La generación MP3

La generación MP3

Recuerdo cada 25 de diciembre que llegábamos a casa de mi tío de Alemania. Mis padres y yo saludábamos protocalariamente a toda la familia y, después de unas cuantas palabras de ascensor, mi tío me miraba. Esa mirada.

            Ese gesto cómplice se había convertido ya en ritual y era para mi el momento más ansiado del día. Esa mirada nos iba a llevar a la “habitación de la música”, que era como él la llamaba. En ella me esperaba un sinfín de nuevos ritmos y melodías. Él me enseñaba todas sus adquisiciones navideñas –que no eran pocas-, y yo me deleitaba con su minuciosidad a la hora de escudriñar cada detalle de la banda que sonaba.

-          “En este solo George Clinton, puesto de LSD, le Dijo a Hazel que lo tocase pensando que su madre estaba muerta”.  Me decía aquel día, sobre la canción “Maggot Brain” de Funkadelic.[1]

 

Mientras, yo me imbuía en las portadas de aquellos vinilos setenteros edición original. Aquellos dibujos de espirales y vívidos colorines conseguían abstraerme hasta niveles insospechados. La música ambiente lo propiciaba: Janis Joplin, Hendrix, Los Beatles y su “Revolver”… En aquella habitación cada sentido se agudizaba exponencialmente. El olor a cartón de las fundas y del vinilo, los sonidos envolventes del sitar de Lennon, las mágicas portadas de los LPs…

            Pasaron los años y nuestra cita en la habitación de la música era ya una auténtica tradición del día de navidad hasta que, desgraciadamente, mi tío se vio acuciado por la crisis. Tuvo que venderlo casi todo para poder comer. Incluso sus vinilos, sus bienes más preciados y que nos patrocinaban cada 25 de diciembre unas mañaneras fiestas de los sentidos.

            Desde entonces los 25 de diciembre no volvieron a ser los mismos. Tampoco volvió a ser el mismo el modo en el que la música y yo nos encontrábamos. Cuando esto sucedió, yo ya rondaba los 16 y el internet ya había llegado a casi todos los hogares incluído el mío.

            De este modo, cada vez que quería conocer algo nuevo o simplemente recordar alguna de esas maravillosas melodías de “la habitación de la música” acudía a un software de descarga P2P[2] llamado Emule. En él encontraba todo el “material” que quisiera.

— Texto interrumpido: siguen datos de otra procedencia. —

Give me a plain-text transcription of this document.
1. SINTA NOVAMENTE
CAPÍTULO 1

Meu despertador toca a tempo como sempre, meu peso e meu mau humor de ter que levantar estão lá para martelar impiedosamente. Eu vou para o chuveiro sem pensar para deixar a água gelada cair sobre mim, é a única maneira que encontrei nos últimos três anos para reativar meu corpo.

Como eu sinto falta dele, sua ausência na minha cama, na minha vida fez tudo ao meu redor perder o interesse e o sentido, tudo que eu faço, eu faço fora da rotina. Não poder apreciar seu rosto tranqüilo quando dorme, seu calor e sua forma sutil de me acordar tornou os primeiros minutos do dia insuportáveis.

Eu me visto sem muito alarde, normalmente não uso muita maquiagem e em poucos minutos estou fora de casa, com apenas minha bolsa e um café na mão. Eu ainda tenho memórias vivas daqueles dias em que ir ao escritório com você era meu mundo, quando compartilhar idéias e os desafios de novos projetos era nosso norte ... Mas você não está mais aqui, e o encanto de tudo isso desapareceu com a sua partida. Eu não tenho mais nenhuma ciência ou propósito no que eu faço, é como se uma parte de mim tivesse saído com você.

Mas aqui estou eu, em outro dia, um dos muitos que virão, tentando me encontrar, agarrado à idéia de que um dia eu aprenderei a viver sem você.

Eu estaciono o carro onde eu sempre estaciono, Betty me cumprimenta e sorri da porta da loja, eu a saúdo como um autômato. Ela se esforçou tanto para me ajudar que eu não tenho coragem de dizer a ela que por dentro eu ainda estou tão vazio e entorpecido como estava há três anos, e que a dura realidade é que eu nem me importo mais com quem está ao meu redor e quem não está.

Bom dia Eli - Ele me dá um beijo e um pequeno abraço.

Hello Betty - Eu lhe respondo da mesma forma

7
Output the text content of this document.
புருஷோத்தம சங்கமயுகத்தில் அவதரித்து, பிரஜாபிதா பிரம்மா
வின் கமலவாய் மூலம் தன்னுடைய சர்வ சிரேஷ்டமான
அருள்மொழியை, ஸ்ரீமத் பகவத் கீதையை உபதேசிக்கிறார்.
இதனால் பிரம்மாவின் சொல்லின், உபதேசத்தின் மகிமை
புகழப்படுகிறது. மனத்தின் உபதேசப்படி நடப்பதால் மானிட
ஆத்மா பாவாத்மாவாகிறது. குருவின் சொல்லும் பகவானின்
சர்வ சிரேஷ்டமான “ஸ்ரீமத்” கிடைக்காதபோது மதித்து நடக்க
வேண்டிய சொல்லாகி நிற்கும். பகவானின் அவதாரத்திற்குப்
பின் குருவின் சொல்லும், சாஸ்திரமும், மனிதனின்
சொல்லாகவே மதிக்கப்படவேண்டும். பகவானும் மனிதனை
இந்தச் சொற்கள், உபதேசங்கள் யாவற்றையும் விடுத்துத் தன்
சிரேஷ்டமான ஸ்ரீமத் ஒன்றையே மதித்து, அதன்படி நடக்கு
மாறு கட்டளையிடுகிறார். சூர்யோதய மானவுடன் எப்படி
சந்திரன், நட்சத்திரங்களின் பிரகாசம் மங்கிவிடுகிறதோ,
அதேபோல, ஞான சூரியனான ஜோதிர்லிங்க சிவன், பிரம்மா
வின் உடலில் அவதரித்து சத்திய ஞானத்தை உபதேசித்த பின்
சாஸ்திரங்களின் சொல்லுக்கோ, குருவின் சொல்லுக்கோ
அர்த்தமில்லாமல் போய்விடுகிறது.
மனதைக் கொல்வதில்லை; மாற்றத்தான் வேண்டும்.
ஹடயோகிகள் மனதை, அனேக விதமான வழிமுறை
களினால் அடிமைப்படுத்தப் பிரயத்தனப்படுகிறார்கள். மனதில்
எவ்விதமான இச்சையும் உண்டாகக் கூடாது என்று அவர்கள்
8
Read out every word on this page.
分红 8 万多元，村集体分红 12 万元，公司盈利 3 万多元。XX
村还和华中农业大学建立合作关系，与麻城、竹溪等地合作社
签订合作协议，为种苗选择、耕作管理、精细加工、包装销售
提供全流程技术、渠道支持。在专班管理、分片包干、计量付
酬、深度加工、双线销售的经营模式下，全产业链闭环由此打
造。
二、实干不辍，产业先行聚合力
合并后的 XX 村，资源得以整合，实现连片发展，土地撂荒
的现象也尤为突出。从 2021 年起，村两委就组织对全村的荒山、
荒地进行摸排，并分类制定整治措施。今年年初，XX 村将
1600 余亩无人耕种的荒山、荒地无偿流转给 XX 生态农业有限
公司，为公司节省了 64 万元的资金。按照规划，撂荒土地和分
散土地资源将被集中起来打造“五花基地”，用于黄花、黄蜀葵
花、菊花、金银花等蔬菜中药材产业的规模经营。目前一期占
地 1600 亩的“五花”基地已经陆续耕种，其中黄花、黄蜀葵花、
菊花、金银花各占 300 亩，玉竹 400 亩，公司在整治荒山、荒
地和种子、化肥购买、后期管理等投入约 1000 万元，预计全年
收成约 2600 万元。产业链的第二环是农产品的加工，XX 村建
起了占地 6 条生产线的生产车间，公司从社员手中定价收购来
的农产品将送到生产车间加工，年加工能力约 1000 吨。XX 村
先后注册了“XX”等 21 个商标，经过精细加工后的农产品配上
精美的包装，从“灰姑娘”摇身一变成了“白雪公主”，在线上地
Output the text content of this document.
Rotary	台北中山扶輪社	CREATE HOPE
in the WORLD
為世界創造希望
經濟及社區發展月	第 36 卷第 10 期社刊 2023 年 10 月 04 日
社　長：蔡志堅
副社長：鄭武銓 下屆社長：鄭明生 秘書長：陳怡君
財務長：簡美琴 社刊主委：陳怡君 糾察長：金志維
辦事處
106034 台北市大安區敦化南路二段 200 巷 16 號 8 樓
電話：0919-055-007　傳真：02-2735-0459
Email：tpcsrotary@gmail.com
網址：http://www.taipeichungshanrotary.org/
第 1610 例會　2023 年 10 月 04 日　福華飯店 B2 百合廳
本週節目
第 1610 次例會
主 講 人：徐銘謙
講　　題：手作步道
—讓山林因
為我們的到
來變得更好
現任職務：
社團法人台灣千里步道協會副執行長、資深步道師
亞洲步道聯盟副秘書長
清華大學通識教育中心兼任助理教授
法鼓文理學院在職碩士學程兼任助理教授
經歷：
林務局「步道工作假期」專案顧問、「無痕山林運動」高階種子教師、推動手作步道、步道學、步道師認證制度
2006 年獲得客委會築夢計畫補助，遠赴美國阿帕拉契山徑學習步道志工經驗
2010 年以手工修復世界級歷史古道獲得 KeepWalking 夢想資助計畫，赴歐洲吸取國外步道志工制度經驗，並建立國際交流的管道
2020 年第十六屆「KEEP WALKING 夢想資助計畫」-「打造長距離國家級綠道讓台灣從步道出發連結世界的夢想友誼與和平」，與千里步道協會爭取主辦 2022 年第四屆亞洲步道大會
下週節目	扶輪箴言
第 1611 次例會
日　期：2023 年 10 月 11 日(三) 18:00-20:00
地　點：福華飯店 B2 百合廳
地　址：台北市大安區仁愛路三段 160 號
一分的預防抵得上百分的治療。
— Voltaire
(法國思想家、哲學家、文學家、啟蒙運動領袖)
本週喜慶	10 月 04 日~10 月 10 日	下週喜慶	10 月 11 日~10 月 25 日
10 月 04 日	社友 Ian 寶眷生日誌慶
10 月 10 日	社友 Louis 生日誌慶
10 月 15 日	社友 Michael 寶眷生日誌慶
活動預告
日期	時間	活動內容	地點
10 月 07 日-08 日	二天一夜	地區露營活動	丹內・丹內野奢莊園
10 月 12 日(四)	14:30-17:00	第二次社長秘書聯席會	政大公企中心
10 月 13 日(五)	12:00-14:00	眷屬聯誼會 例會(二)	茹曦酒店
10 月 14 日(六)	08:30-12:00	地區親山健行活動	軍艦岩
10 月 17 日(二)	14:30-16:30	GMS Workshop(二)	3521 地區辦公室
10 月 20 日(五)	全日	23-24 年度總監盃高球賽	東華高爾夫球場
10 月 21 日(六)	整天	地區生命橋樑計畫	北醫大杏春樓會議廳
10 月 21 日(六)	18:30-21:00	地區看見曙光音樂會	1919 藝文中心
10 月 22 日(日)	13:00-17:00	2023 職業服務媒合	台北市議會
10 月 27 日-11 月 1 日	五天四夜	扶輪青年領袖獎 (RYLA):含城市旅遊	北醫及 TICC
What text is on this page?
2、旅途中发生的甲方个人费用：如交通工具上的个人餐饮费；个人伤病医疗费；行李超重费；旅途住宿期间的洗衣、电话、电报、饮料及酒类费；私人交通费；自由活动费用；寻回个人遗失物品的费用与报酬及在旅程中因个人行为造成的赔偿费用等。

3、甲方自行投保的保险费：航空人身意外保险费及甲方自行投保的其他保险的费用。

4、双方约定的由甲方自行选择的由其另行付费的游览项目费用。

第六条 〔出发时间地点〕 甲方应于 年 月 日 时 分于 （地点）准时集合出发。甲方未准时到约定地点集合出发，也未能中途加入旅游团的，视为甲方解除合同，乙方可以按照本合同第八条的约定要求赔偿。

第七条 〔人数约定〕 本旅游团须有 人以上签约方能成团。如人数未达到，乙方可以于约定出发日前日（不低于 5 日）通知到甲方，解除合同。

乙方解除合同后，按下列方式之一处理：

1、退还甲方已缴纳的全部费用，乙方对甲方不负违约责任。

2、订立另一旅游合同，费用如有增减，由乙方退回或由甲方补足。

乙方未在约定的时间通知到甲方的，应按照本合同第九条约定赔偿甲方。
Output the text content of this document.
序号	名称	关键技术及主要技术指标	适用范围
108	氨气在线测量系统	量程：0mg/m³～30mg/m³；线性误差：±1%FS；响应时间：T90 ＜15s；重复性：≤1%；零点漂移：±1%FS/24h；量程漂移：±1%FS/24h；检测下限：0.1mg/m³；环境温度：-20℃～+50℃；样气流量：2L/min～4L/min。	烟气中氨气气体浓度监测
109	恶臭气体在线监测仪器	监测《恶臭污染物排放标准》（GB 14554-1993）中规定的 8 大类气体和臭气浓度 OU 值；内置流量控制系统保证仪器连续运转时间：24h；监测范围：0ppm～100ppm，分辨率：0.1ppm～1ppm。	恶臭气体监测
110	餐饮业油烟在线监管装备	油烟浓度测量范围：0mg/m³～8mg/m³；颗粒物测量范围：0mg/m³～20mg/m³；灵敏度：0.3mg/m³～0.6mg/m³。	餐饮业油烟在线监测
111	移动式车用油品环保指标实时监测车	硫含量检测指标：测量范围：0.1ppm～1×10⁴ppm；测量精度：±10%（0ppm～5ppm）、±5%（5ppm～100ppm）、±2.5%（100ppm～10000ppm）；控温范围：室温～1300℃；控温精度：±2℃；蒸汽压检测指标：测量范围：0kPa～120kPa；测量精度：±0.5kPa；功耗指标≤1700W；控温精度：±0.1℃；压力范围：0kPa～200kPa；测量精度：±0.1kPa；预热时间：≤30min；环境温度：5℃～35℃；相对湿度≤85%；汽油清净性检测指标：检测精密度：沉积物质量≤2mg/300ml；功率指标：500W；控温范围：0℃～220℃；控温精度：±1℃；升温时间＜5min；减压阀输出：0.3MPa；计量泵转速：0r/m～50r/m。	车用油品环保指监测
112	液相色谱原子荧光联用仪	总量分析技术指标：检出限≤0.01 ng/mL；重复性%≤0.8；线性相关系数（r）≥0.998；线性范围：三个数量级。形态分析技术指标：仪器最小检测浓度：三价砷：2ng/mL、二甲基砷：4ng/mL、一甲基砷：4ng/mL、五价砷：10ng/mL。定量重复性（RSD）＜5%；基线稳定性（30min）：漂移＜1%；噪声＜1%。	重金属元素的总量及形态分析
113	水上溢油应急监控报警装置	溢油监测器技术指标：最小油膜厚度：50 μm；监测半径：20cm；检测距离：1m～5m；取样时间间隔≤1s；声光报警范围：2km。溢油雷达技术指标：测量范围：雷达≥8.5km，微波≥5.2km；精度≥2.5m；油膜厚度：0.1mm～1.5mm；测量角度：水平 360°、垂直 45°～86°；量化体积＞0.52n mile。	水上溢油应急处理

Material entre comillas, sí. Nada quedaba ya del formato físico. Aquellos olores, aquel crujir de la aguja del tocadiscos cuando mi tío ponía un vinilo, aquellas portadas violetas y rosas que  agarraba durante horas con mis manos… todo aquello se había ido. La música había perdido gran parte de su esencia.

 

Hoy en día, todo el mundo tiene acceso casi instantáneo a cualquier canción de música ya que son múltiples las plataformas virtuales que la red nos ofrece: Spotify, grooveshark, youtube y los múltiples softwares de descarga directa o vía torrent. Gracias a ello, la compra del formato físico ha caído brutalmente. Muy poca gente hoy en día baja a la tienda a comprar discos. Este menester ha quedado relegado solo para los románticos y dicho sea de paso, para los bolsillos generosos.

Paralelamente, el lanzamiento al mercado de los reproductores MP3 ha acelerado aún más el proceso. Todas esas canciones que nos descargamos en el PC íbamos a poder llevarlas en un aparato más pequeño que la palma de nuestra mano y listas para escuchar. A todo volumen.

Sin duda, el lado positivo del asunto ha sido la democratización – no sin sus cánones y litigios pertinentes- de la música y, en general, de la cultura. Aquí el debate sería mucho más excelso ya que tendríamos que entrar a juzgar la legitimidad o no de la piratería.

Lo que quiero reflejar con este texto puede servir también para otras manifestaciones culturales como, por ejemplo, los e-books. Cada vez perdemos más los formatos originarios y se transforman en nuevos estándares digitales: el mp3 de philips, el de sony, el de apple… o para los e-books: el kindle, el sony, etc.

Es quizá, una manifestación melancólica sobre lo que la tecnología “me ha quitado”. Ahora puedo acceder a mucha más música que antes pero, sin duda, nunca podré volver a escuchar música como en aquella habitación.

 


[1]

[2] Red una red de computadoras en la que todas ellas se intercambian datos entre sí (música, juegos, películas, libros, etc.)